La serie aprovecha estos capítulos para rendir homenaje a otros héroes anónimos de la conservación. En Namibia, la Dra. Jones se reúne con Annette Oelofse, una pionera en técnicas de translocación de fauna que marcó un antes y un después en la protección de especies. Su experiencia y legado sirven de inspiración para quienes, como Fabiola, han dedicado su existencia a esta causa.
De regreso a Sudáfrica, el programa visita a Juan Murillo, un conservacionista español que ha transformado la reserva Khulu Khulu en un santuario para herbívoros y futuros carnívoros. Su proyecto demuestra que la pasión por la naturaleza no entiende de fronteras. En la costa sudafricana, la Dra. Jones conoce el trabajo de Tony Lubner y los 'shark spotters', un grupo de vigilantes que protege la convivencia pacífica entre bañistas y tiburón blanco, además de participar en un proyecto educativo que forma a los guardianes del océano de mañana.
Estos episodios no solo documentan intervenciones veterinarias, sino que celebran a los invisibles de la conservación, aquellos que trabajan día a día en la sombra para preservar el patrimonio natural. La producción logra transmitir la adrenalina de los rescates, la ternura de los cuidados y la solemnidad de la responsabilidad que conlleva proteger especies en peligro.
Fabiola Quesada, originaria de Úbeda (Jaén), ha construido en África una vida donde los límites entre el trabajo y la vocación desaparecen. En su casa, situada en plena reserva, convive con antílopes que ha criado desde pequeños y con otros animales que han encontrado en ella una segunda oportunidad. Su historia personal, marcada por la determinación y el amor incondicional hacia la fauna, la convierte en un referente para las nuevas generaciones de veterinarios y para cualquier persona que sienta pasión por la naturaleza.

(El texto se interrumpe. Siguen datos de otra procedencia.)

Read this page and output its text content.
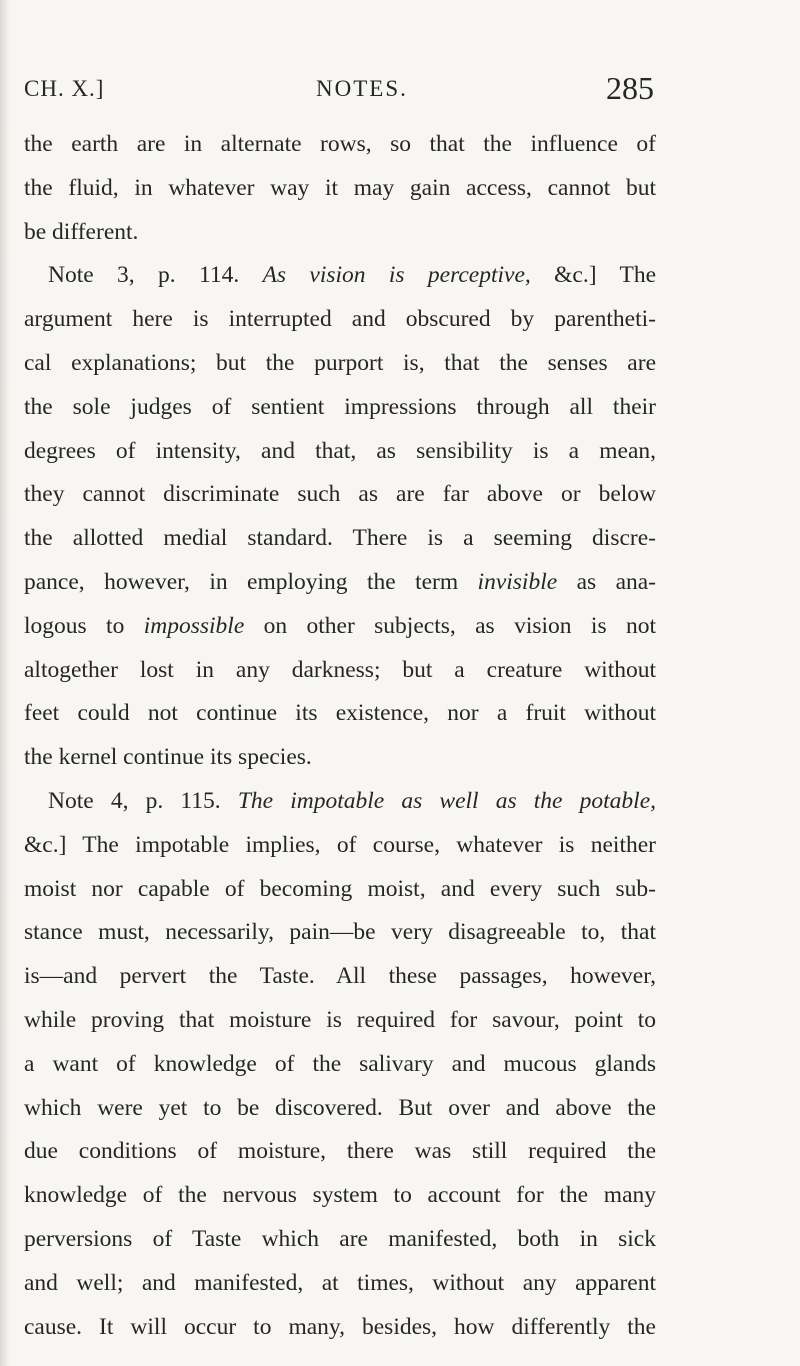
CH. X.]	NOTES.	285
the earth are in alternate rows, so that the influence of
the fluid, in whatever way it may gain access, cannot but
be different.
Note 3, p. 114. As vision is perceptive, &c.] The
argument here is interrupted and obscured by parentheti-
cal explanations; but the purport is, that the senses are
the sole judges of sentient impressions through all their
degrees of intensity, and that, as sensibility is a mean,
they cannot discriminate such as are far above or below
the allotted medial standard. There is a seeming discre-
pance, however, in employing the term invisible as ana-
logous to impossible on other subjects, as vision is not
altogether lost in any darkness; but a creature without
feet could not continue its existence, nor a fruit without
the kernel continue its species.
Note 4, p. 115. The impotable as well as the potable,
&c.] The impotable implies, of course, whatever is neither
moist nor capable of becoming moist, and every such sub-
stance must, necessarily, pain—be very disagreeable to, that
is—and pervert the Taste. All these passages, however,
while proving that moisture is required for savour, point to
a want of knowledge of the salivary and mucous glands
which were yet to be discovered. But over and above the
due conditions of moisture, there was still required the
knowledge of the nervous system to account for the many
perversions of Taste which are manifested, both in sick
and well; and manifested, at times, without any apparent
cause. It will occur to many, besides, how differently the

La serie ha conseguido acercar al público general la realidad de la conservación en África, lejos de los tópicos y con un enfoque honesto y riguroso. Cada capítulo es una lección de vida que muestra que la protección del medio ambiente no es una opción, sino una necesidad urgente que requiere compromiso, conocimiento y, sobre todo, corazón.

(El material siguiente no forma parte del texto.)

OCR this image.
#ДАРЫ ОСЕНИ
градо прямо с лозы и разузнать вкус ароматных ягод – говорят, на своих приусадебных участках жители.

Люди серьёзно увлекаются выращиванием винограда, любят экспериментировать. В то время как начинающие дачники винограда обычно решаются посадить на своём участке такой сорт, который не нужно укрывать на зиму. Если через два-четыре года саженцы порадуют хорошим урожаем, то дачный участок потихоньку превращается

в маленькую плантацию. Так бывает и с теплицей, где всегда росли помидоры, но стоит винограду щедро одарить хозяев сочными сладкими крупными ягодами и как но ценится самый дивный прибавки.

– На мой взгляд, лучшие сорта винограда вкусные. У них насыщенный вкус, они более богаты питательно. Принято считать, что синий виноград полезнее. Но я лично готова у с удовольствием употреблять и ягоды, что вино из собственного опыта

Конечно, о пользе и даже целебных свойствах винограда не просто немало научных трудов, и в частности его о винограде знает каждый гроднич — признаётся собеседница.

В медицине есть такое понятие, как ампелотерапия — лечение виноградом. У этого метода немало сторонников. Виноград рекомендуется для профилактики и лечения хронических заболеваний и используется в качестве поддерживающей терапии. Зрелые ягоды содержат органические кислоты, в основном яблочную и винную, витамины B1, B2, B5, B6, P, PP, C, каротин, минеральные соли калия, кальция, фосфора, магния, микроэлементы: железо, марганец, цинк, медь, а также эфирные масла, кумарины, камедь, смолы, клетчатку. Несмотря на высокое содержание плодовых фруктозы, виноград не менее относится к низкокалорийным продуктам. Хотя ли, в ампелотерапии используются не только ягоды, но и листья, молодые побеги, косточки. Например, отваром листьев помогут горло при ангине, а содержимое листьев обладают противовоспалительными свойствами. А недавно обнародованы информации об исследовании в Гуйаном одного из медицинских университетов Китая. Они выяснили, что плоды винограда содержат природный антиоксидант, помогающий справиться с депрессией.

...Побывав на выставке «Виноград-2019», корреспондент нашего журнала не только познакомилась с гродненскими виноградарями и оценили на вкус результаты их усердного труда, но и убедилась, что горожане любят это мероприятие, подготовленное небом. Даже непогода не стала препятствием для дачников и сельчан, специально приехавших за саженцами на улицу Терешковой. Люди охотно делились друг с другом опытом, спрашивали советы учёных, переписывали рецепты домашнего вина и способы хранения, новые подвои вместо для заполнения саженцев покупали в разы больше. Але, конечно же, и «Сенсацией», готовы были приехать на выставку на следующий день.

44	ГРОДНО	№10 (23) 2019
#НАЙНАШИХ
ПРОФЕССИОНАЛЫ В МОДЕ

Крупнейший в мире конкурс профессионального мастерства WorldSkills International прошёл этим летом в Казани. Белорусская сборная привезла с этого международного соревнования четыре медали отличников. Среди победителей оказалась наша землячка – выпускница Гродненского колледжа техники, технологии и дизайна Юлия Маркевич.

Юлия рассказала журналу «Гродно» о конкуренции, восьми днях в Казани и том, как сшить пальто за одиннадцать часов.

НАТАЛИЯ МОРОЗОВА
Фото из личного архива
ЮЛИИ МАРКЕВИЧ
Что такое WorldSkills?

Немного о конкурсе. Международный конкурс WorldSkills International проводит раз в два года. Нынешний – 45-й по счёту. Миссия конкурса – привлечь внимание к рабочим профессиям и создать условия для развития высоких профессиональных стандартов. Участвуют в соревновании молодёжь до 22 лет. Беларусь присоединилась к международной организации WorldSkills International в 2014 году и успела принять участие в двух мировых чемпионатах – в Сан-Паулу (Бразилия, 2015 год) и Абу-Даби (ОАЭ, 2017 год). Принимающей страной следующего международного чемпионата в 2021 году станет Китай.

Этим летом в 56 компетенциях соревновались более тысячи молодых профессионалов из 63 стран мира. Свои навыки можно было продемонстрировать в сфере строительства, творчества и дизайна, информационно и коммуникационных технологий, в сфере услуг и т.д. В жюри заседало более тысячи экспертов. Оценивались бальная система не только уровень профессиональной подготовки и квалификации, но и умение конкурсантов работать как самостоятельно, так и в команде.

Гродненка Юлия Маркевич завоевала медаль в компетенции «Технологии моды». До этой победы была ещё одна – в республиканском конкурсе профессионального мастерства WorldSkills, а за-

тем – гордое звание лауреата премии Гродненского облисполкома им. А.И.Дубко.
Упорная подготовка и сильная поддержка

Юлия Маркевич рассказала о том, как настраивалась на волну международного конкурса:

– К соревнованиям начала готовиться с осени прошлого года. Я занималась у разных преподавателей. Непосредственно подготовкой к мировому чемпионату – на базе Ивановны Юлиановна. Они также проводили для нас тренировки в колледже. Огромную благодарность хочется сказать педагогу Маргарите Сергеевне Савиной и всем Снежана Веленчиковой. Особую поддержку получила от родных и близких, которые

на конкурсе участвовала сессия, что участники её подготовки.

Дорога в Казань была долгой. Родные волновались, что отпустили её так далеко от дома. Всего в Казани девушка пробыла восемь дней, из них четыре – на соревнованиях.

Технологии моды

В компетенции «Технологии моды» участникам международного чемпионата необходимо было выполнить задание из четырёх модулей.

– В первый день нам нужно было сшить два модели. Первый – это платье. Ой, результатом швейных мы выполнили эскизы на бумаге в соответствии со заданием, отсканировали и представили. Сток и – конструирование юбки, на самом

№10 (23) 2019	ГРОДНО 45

Con estos dos capítulos finales, 'Dra. Fabiola Jones' cierra una temporada que ha dejado huella en la parrilla de La 1, demostrando que el entretenimiento de calidad puede ir de la mano de la educación ambiental y la concienciación social. La aventura, la ciencia y la sensibilidad se dan la mano en un programa que, sin duda, marcará un antes y un después en la forma de contar la conservación en televisión.